Hay muchas cosas que me gustan de la nueva película de Marcel Barrena. Si bien sus dos anteriores obras – 100 metros, Mediterráneo – me parecieron correctas y bienintencionadas, había en ellas un cierto esquematismo y una falta de riesgo que hizo que las olvidara en cuanto que terminé de verlas. No ha sucedido lo mismo con El 47, la cual sigue dándome vueltas en la cabeza tras haberla disfrutado gracias a esa magnífica y ocurrente idea de los Cines del Tablero consistente en asistir a una proyección secreta, es decir, sin saber qué te vas a encontrar cuando te sientas delante de la pantalla. En este caso, disfruté con una película que guarda un perfecto equilibrio entre lo narrativo y el compromiso político, que maneja con inteligencia las emociones y que, además de una más que notable recreación de un determinado momento de la historia reciente de nuestro país, nos recuerda algunas claves que parece que hubiéramos olvidado en este siglo de democracia de trincheras.
La película recrea la historia real de Manolo Vital, un migrante extremeño de los muchos que en los años 60 llegaron a Barcelona y que luchó para que el barrio de Torre Baró, construido y habitado por gentes llegadas de toda España, se integrara en la ciudad y tuviera unos servicios mínimos. Entre ellos, y es el que da título a la película, un autobús urbano que acercara a las vecinas y a los vecinos al centro de Barcelona. Todo ello en los años iniciales de una democracia, en los que en este país aún se arrastraban muchas inercias franquistas y en el que tan poco acostumbrados estábamos a desenvolvernos con unas nuevas reglas del juego.
Uno de los aciertos de El 47 radica en que, aunque tenga un héroe central, es ante todo y sobre todo una historia colectiva. Por supuesto, de los hombres y de las mujeres de Torre Baró, pero también, y como en algún momento se dice en la película, de todo un país que todavía hoy anda tratando de definirse entre la unidad y la diversidad. En esta historia colectiva hay, como no podía ser de otra manera, memoria y compromiso. Y, sobre todo, algunos recordatorios que hoy día continúan siendo necesarios en una España donde parece que nos empeñamos absurdamente en levantar fronteras en vez de en construir un nosotros cooperativo e inclusivo. Algo muy distinto, por cierto, a las pretensiones de unidad patrióticas que reclaman ciertas fuerzas políticas que deberían ver, y aprender algunas cosas, de esta película en la que, por ejemplo, las lenguas diversas son un puente y una oportunidad, no una muralla. Un puente, incluso, para el amor.

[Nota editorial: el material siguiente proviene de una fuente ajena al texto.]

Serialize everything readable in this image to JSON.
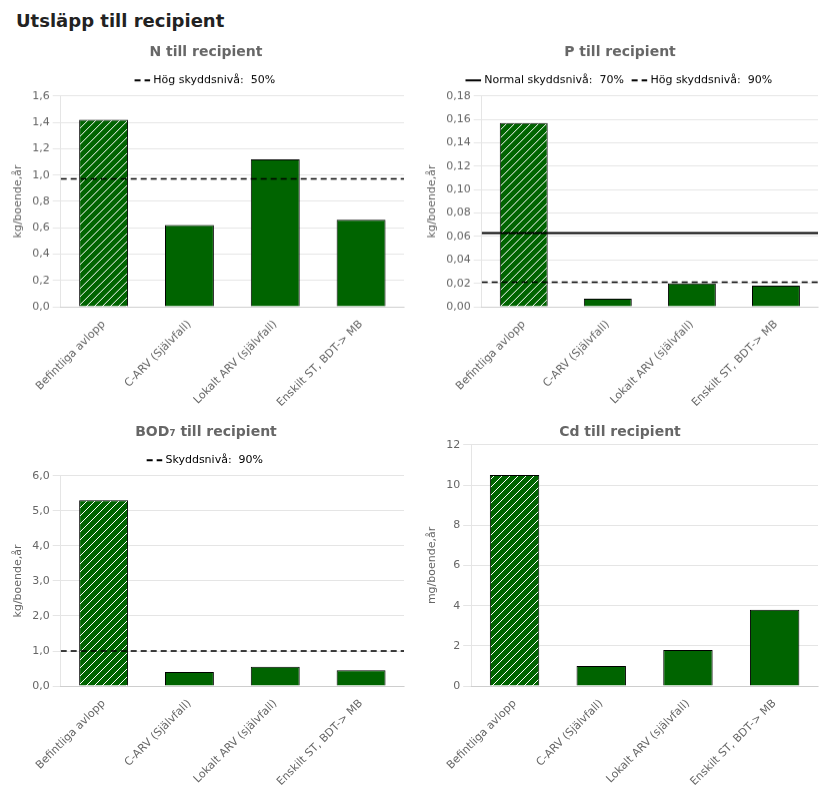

Pese a toda esa carga histórica y política, El 47 esquiva con acierto los peligros de convertirse en un panfleto y en gran medida lo hace porque sus creadores han optado por un tono de crónica social, esa que también suelen hacer los ingleses y que en nuestro cine empezamos a incorporar poco a poco. Recordemos la reciente y exitosa Te estoy amando locamente, siguiendo muy de cerca la estela de la británica Pride, la cual, de manera muy inteligente, y pese a lo dramático de los hechos que contaba, no renunciaba a insertar un tono de comedia en algunos momentos y en transmitir al espectador una mirada positiva y emancipadora. Algo que, en estos tiempos que corren, me parece de lo más revolucionario y político que pudiéramos imaginar.
En gran medida, el sostén de esta emocionante película debe mucho a unas actrices y unos actores que contribuyen a forjar ese sentido colectivo de la historia. Desde los siempre solventes Clara Segura o Vicente Romero, a una debutante Zoe Bonafonte, con la que vivimos el que es, sin duda, uno de los finales más emotivos del reciente cine español. Pero el que eleva la categoría de la historia es un impresionante Eduard Fernández que, una vez más, vuelve a demostrarnos el animal interpretativo que es. Con un personaje con el que tan fácil habría sido caer en la caricatura y en la sobreactuación, él sin embargo compone un hombre lleno de matices, entrañable y con mucha verdad. Será, sin duda, un firme candidato a todos los premios de esta temporada.
Cuando empiezan a correr los títulos de crédito y la sala estalla en aplausos de un público afortunadamente muy joven, me doy cuenta de que la hermosa película de Barrena, más allá del periplo de Vital y de su barrio, y del retrato de una época, es una historia sobre la importancia de lo colectivo. Del sentido de comunidad. Una vindicación en la que no está de más insistir, al contrario, en estos años tan narcisistas e individualistas. Porque, como bien nos recordara hace unas semanas en Cordópolis la sabia/sibila Remedios Zafra, y como bien nos demuestra la historia de Manolo, el conductor de autobús, “nadie se puede hacer a sí mismo si no tiene el apoyo de la comunidad”.